The Victorian Health Records Act is in force as of 1 July 2002.
The new laws will affect the regulation of the privacy of health information in the Victorian public sector for the first time. It will also affect private sector organisations in Victoria but that effect will vary greatly, partly depending on whether an organisation already complies with the federal Privacy Act.

This is because, unlike the federal Privacy Act, the new Victorian Act does not exempt employee records or small businesses . So small businesses that hold health information, or any business that holds health information about its employees, may need to put into place new measures to comply with the new law.

But even Victorian businesses that already comply with the federal Privacy Act need to be aware that, although many of the new Act's Health Privacy Principles mirror the National Privacy Principles under the federal Privacy Act, there are also some significant differences.

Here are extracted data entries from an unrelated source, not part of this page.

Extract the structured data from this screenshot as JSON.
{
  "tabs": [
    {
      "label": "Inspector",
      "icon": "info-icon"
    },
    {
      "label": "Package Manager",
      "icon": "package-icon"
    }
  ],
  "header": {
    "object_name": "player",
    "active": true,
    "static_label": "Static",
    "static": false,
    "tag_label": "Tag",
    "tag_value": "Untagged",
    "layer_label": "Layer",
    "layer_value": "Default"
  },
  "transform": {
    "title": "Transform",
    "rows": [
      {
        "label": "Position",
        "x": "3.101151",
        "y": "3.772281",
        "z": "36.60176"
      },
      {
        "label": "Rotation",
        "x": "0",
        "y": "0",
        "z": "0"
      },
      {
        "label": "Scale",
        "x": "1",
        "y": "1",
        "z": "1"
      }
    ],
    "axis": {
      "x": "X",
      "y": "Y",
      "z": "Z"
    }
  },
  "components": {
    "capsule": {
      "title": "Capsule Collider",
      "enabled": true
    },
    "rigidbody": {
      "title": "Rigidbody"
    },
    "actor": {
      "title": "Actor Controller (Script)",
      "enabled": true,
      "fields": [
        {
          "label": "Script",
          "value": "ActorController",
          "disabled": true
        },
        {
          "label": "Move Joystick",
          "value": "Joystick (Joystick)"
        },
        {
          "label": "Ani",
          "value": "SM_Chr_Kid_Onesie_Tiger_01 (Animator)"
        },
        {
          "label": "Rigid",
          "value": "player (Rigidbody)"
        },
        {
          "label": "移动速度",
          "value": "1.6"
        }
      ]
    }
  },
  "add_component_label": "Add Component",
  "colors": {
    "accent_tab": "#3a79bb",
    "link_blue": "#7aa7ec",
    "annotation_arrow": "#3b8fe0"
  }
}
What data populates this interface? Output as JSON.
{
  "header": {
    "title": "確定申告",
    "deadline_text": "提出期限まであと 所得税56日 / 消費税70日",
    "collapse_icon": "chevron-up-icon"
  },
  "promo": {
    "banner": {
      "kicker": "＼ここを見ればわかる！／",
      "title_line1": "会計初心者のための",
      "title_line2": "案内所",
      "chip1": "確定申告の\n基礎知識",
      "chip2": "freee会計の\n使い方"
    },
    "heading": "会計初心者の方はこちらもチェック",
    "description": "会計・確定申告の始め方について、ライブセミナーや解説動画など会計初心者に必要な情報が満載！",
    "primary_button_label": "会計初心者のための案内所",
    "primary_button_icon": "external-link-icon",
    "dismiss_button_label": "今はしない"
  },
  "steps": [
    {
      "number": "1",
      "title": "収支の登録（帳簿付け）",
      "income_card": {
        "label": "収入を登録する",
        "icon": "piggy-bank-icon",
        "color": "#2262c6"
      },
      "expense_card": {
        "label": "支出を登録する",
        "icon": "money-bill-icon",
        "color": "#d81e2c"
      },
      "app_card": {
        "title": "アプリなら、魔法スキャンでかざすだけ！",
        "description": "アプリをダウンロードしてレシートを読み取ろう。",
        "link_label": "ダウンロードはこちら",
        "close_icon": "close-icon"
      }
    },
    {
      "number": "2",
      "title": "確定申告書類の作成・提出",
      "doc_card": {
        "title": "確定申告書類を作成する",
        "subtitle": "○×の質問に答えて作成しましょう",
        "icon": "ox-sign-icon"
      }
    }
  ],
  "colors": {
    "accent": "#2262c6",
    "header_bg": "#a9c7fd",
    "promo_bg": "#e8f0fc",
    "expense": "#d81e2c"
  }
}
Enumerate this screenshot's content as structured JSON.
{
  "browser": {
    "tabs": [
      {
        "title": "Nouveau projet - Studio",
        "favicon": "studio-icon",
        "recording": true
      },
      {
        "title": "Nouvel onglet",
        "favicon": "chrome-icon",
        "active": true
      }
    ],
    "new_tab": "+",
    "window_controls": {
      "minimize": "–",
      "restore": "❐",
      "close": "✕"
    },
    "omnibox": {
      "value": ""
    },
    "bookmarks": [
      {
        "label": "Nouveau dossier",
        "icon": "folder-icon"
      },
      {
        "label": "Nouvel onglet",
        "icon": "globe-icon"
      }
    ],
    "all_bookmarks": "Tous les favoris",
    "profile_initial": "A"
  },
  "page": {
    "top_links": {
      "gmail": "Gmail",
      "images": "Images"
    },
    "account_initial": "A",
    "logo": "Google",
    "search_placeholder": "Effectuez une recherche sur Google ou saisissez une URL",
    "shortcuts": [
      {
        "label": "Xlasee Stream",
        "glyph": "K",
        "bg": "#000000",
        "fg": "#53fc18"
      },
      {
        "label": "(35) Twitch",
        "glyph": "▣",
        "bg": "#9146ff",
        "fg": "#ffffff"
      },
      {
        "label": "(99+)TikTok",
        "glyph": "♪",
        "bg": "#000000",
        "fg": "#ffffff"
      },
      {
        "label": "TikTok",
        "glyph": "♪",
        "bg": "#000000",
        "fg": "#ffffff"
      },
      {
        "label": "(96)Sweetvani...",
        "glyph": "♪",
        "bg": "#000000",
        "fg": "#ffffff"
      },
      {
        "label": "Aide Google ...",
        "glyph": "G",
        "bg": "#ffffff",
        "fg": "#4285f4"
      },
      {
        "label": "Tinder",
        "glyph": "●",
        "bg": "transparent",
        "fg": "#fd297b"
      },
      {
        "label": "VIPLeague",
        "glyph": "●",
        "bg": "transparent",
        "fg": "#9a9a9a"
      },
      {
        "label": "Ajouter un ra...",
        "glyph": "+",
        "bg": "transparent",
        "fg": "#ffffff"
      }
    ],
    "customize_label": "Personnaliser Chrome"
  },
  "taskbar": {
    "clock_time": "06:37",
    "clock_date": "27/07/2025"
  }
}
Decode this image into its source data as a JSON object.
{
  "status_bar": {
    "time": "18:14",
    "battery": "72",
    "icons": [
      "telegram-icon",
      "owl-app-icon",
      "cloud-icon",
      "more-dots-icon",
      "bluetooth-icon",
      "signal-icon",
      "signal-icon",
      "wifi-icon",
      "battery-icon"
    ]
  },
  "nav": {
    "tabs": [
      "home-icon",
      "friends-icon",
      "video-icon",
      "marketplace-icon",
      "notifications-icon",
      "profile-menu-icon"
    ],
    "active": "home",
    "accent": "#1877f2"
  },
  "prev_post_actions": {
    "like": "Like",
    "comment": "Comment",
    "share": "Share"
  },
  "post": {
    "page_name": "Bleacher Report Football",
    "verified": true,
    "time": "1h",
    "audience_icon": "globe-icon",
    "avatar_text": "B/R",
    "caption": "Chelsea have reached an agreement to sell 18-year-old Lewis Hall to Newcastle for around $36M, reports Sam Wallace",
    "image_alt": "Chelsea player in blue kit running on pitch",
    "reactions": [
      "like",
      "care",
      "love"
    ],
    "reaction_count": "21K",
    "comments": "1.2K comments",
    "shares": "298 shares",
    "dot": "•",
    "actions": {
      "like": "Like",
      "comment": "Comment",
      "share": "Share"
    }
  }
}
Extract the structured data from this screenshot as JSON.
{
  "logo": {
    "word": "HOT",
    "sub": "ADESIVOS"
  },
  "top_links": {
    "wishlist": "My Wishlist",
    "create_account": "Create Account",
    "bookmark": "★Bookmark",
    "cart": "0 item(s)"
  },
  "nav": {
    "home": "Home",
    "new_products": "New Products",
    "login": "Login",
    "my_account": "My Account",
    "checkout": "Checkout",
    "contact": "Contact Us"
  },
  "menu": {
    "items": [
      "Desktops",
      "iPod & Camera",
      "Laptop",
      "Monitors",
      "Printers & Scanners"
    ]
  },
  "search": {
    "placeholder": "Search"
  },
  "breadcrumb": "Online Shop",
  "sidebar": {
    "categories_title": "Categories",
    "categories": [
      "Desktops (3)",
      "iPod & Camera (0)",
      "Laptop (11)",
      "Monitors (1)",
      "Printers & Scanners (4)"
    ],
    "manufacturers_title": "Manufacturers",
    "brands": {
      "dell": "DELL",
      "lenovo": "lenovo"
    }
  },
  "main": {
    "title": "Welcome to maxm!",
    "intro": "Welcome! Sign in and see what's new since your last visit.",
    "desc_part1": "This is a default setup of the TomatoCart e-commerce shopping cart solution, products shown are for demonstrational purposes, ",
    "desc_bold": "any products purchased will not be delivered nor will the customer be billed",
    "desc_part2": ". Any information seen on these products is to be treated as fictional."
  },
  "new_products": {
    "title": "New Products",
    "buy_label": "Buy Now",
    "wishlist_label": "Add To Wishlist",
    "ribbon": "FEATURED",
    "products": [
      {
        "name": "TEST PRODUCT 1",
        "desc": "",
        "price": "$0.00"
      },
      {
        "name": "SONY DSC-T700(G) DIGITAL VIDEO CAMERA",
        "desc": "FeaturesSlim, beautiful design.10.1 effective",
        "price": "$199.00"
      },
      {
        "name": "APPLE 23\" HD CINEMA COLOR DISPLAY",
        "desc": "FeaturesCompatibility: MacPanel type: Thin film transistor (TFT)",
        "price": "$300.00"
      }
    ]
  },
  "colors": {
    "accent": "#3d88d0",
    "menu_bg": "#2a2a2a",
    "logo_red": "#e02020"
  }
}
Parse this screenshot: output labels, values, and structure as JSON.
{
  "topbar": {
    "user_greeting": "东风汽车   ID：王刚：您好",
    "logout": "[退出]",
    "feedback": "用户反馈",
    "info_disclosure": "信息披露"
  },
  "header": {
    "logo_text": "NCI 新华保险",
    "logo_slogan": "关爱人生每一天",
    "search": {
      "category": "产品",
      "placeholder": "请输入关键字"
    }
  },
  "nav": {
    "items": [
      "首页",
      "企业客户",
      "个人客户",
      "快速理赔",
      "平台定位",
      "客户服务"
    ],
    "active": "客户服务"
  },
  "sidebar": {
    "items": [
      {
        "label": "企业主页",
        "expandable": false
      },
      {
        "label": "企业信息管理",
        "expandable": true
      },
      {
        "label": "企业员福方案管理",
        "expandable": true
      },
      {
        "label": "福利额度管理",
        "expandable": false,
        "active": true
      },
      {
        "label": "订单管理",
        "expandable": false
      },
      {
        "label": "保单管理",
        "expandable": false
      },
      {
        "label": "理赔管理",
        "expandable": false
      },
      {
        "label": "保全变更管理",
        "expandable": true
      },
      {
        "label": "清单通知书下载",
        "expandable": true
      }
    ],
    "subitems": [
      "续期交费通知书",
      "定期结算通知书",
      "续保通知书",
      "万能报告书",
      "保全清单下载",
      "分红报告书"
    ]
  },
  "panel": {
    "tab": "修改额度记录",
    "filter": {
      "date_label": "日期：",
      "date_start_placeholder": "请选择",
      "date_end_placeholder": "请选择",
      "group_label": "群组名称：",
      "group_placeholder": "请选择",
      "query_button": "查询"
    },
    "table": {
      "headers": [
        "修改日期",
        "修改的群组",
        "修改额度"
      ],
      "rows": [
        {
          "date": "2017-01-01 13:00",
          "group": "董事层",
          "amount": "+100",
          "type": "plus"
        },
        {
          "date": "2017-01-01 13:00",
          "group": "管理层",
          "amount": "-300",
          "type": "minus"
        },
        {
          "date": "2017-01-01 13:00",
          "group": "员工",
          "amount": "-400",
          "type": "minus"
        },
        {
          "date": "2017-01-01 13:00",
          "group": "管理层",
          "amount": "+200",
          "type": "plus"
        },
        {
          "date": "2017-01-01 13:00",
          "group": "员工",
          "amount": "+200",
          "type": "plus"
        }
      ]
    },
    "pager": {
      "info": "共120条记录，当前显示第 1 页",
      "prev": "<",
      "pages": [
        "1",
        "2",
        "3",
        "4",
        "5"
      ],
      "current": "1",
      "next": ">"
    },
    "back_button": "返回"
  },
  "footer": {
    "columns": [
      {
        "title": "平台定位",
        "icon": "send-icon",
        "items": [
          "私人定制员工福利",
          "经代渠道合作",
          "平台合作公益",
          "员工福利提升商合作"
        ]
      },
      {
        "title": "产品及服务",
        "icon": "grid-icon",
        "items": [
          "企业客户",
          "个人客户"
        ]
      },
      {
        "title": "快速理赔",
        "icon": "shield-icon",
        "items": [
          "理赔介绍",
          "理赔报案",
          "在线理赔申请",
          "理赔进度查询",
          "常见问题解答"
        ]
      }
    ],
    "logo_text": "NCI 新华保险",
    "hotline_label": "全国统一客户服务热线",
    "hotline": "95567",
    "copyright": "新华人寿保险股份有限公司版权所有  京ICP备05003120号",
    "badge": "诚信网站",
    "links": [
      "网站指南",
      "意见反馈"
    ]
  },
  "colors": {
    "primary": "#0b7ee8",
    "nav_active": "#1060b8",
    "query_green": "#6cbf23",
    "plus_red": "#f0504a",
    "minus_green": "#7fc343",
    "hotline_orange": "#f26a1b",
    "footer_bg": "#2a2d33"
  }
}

For example:

  • more of the Health Privacy Principles have a retrospective effect (that is, after 1 July, they will affect health information collected even before the Act comes into effect);
  • some of the provisions governing access to health information are different; and
  • there are provisions that will restrict the transfer of health information outside Victoria.

The Act will be administered by the Victorian Health Services Commissioner, who will have a wide range of powers, including the power to audit records of private sector organisations. The new Act also creates some new offences, and there are penalties of up to $300,000 for serious breaches of the law.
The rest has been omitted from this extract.